The moment I recognized it was him was a euphoric one for many reasons– here was the man whose work I had become infatuated with a mere 24 hours earlier and considered one of the bests from the fest. Plus, it reminded me just how lucky the independent film community is to have a festival like Sundance, where creative energy bounces around Park City from artist to art lover, and audiences are introduced to films that otherwise may not end up on their radar. Pity is one of those films that I am so grateful to have seen in this environment.
Pity is Babis Makridis’ sophomore directorial feature film that tells the deliciously off-kilter story of a man who becomes dependent on the pity of strangers to give his life meaning. Actor Yannis Drakopoulos plays the unnamed man whose situation looks grim– his wife is in a coma and, with no apparent domestic skills of his own, has come to depend on his neighbor’s daily bundt cakes to feed himself and his son. It becomes apparent, however, that the food isn’t the only thing satiating his appetite, his neighbor’s constant care and concern also feeds his growing ego and desire for sadness. The man picks up his dry cleaning and tells the employee all about his life’s misfortune, and leaves with freshly pressed suits and a bountiful supply of sympathy.
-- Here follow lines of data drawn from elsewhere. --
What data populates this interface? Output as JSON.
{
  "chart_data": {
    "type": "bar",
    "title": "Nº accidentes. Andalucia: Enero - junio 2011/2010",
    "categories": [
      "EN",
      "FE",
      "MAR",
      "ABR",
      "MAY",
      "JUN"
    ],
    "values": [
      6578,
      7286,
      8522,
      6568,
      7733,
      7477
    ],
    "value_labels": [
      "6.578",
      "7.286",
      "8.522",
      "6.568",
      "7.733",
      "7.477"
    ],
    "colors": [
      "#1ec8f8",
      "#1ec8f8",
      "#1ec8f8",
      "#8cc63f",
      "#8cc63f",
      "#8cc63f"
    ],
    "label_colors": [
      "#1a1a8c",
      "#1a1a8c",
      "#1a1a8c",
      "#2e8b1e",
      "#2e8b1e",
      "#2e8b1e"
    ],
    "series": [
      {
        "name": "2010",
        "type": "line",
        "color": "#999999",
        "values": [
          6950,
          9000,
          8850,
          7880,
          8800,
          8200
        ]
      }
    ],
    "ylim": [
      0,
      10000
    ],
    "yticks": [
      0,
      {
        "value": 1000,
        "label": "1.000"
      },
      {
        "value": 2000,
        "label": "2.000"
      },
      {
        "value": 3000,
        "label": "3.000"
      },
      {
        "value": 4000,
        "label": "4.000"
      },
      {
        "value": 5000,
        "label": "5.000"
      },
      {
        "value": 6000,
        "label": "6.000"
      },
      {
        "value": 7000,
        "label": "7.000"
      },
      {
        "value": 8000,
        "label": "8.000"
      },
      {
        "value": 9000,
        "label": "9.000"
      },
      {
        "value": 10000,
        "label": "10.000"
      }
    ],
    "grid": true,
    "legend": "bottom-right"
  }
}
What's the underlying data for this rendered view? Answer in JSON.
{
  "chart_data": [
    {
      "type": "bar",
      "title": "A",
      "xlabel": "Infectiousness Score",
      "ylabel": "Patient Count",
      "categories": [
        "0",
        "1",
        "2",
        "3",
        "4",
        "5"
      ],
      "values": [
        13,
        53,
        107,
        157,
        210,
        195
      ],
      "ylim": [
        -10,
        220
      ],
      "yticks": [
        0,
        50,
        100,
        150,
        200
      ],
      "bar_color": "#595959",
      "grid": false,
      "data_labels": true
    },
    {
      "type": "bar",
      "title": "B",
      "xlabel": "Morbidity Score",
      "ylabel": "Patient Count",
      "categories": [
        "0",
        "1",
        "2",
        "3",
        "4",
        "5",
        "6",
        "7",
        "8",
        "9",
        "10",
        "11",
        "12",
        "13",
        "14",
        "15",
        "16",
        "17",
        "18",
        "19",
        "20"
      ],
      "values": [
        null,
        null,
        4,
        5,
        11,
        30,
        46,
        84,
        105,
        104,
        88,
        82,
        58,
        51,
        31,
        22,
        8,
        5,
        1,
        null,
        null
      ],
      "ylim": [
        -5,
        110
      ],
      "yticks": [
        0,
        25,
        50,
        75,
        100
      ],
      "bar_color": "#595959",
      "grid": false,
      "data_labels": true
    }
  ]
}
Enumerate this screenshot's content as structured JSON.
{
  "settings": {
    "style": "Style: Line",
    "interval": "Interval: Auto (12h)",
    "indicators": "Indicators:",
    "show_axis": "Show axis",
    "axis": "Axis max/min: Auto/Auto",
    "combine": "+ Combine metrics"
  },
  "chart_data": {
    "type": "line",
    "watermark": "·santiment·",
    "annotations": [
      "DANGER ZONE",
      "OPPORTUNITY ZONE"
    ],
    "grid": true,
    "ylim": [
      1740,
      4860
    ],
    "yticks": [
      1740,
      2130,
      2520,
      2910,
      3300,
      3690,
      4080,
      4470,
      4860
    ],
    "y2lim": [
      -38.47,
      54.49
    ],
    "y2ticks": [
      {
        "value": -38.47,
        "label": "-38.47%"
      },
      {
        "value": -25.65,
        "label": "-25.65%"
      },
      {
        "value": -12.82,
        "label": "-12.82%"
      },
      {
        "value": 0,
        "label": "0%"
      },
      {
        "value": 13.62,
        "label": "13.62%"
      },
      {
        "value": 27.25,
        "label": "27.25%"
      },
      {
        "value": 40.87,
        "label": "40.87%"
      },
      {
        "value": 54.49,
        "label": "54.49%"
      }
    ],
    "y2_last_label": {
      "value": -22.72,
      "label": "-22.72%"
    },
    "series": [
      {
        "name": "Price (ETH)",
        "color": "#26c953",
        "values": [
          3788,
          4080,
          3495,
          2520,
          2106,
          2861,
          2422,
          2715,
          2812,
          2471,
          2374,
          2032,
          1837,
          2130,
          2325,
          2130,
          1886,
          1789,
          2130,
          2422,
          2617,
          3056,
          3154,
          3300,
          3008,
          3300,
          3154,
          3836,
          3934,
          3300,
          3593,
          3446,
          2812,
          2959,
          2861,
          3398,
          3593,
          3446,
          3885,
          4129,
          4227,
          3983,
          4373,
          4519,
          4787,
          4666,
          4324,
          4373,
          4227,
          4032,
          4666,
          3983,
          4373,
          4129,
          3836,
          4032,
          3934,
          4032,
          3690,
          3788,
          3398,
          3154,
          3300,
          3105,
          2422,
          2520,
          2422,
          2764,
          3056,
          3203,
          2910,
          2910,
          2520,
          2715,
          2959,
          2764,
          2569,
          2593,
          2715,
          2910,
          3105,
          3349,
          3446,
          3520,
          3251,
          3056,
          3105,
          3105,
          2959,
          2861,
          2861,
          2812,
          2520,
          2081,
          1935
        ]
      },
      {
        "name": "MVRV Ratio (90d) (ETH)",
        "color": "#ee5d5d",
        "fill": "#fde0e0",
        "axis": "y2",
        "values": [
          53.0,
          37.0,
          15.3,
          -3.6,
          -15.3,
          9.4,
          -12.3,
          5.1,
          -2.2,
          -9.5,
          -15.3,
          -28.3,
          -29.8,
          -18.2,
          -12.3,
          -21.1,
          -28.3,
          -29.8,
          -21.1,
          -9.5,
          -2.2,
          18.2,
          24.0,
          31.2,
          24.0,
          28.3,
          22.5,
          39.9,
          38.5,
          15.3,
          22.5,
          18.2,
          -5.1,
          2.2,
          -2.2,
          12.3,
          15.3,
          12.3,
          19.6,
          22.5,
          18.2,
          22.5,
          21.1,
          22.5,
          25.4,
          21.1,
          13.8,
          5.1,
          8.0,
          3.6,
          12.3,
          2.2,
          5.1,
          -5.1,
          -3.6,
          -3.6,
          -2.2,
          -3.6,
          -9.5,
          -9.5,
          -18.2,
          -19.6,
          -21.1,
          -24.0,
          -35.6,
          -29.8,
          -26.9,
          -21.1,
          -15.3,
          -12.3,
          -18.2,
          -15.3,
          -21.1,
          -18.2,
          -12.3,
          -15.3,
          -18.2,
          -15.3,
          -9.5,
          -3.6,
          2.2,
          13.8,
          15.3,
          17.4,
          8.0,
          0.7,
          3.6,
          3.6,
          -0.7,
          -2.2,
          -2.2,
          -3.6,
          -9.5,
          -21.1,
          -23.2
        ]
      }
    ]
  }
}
It isn’t until his wife begins to recover that the man realizes that he depends on the pity from strangers to continue living and will stop at nothing to ensure he receives it.
The situations are hilarious and horrifying all at once, the winning combination that makes every moment feel like a metaphorical punch in the gut… exactly the way our protagonist would like it.
This is not a case of schadenfreude– happiness at the misfortune of others– but a case of twisted and psychological self-sabotage. The man is only happy when he is sad, he is quite literally addicted to sadness, and that is what makes this Greek tragicomedy, whose tagline is “Stay Sad,” one of the most creative and smart films to hit the arthouse/dark comedy scene. Perhaps the best part of all is the understated execution of this wacky plot, which is attributed to Drakopoulos’ deadpan performance and beautiful cinematography. Makridis and his DP Konstantinos Koukoulios create a visually stunning and engaging aesthetic that grounds this black comedy in reality, making the character’s situation all the funnier because of its realness.
Makridis’ directorial accomplishments may not run long just yet, but he is no stranger to the film industry– just ask his Pity collaborator and co-writer Efthimis Filippou whose credits include The Killing of a Sacred Deer, The Lobster, and Dogtooth (all directed by the great Yorgos Lanthimos). If you’ve seen any of the previously mentioned films, expect that same tone (and soundtrack) to come across in Pity. The situations are hilarious and horrifying all at once, the winning combination that makes every moment feel like a metaphorical punch in the gut… exactly the way our protagonist would like it.
97 minutes. ‘Pity’ is not yet rated.